Cet art, qui prendrait racine dans le pays sous l’influence des conquêtes mauresques, a été introduit au Portugal par Manuel I, et changerait pour toujours son paysage urbain.
Aujourd’hui considéré comme l’une des productions les plus originales de la culturelle portugaise, l’azulejo est le témoin de la propension d’un peuple aux échanges culturels et un cas singulier d’élément d’ornement et architectonique.
Comme dans un grand livre illustré sur plus de cinq siècle, l’azulejaria nationale nous parle de l’histoire, de la mentalité, et des goûts de chaque époque, en nous proposant des scènes historiques, religieuses, mythologiques et littéraires sur les murs, les trottoirs, les fresques, et les toits.
De la lointaine période du développement de la production nationale dans les ateliers et les fabriques portugaises appelé « Cycle des Maîtres », âge d’or de l’azulejaria au Portugal, jusqu’à la période moderne, cet art centenaire fait preuve d’une extraordinaire capacité d’adaptation et de réinvention, et constitue encore aujourd’hui un important soutien au tracé des maîtres du dessin et de la peinture, et pour l’expression artistique de langages propres au monde contemporain.
En tant qu’élément de revêtement des surfaces intérieures ou extérieures, ou en tant qu’élément décoratif et artistique, ce phénomène urbain à tendance cosmopolitique trouve sa plus forte expression à Lisbonne, et reflètera pour toujours, outre la lumière de la ville, le magnifique répertoire de l’imaginaire portugais.
Connaître Lisbonne et ne pas s’émerveiller de la présence des azulejos sur tant et tant d’édifices historiques, églises, maisons, et monuments n’est pas chose aisée face à la beauté qui domine les paysages urbains. Les azulejos sont arrivés des lointaines terres mauresques, mais elles sont venues pour rester.
Il occupe cette place de choix (aux niveaux de la pose et de la production) depuis 1498, lorsque le roi Manuel I s’est rendu en visite en Espagne. Mais c’est sous le règne de Jean V qu’il a finalement eu un rôle prépondérant dans l’expression artistique du pays, utilisé dans la décoration des murs, des jardins, des palais, des églises, et des couvents.

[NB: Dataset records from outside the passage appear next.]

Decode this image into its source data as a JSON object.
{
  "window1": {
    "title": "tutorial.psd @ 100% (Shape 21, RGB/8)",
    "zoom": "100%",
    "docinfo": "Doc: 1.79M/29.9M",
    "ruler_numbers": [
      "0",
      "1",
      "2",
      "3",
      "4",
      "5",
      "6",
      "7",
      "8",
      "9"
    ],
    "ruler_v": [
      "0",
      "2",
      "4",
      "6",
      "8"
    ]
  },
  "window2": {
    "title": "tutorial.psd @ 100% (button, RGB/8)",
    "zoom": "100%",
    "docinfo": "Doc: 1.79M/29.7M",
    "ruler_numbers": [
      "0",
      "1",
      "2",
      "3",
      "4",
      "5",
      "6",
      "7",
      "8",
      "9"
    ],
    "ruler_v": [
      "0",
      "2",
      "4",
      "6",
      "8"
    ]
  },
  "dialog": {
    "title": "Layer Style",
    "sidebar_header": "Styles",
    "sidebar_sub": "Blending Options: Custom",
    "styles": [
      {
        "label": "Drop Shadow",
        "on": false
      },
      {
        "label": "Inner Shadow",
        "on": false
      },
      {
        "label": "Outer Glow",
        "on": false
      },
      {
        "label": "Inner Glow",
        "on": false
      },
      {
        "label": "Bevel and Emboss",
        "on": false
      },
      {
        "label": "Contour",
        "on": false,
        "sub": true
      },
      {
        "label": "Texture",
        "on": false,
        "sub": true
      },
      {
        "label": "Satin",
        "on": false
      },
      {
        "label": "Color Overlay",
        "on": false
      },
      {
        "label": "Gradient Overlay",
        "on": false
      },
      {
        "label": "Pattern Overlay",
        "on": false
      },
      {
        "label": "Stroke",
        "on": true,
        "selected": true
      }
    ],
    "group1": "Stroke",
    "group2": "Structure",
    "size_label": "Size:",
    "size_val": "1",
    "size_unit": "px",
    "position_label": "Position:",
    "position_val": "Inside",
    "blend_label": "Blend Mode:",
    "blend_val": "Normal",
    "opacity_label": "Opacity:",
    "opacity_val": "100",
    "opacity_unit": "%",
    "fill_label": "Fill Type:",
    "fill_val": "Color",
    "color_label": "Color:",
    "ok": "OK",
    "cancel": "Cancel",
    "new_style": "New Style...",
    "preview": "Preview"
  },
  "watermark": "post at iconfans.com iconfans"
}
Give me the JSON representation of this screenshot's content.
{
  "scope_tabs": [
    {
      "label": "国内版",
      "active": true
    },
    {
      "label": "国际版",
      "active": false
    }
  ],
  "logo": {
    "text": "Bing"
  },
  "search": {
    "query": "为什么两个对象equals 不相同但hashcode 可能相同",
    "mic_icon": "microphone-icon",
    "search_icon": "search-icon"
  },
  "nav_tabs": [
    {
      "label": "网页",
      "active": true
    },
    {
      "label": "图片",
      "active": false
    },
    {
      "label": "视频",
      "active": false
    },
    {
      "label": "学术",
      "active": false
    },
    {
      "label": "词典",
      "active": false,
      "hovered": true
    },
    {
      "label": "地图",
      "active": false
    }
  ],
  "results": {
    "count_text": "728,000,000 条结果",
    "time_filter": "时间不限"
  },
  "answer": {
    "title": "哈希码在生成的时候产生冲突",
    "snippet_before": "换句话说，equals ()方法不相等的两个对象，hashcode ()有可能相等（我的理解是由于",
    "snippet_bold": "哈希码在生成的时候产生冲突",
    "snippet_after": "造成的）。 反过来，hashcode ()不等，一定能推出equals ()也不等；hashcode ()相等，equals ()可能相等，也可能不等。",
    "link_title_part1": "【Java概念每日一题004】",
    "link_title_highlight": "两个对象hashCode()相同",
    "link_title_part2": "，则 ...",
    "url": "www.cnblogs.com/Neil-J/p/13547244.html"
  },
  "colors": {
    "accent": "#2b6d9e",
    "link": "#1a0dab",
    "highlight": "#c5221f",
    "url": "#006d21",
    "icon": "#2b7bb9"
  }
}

À partir de la deuxième moitié du XVIe siècle, l’installation de céramistes flamands à Lisbonne a initié la production portugaise et le développement de sa propre identité au fil des siècles. Outre l’influence espagnole, le bleu de la porcelaine venait de Chine, et le raffinement des matériaux était hollandais. Le développement de la céramique en Italie et la possibilité de peindre directement sur l’azulejo, selon la technique majolique a permis d’élargir la réalisation de compositions avec diverses figurations, représentant des moments historiques et décoratifs.
Il faut rappeler que l’azulejo amenait dans son sillage une grande influence de la culture européenne sur l’architecture portugaise. En outre, la diversité des peuples de l’empire d’outremer lui a conféré sa variété d’expression, avec originalité et distinction.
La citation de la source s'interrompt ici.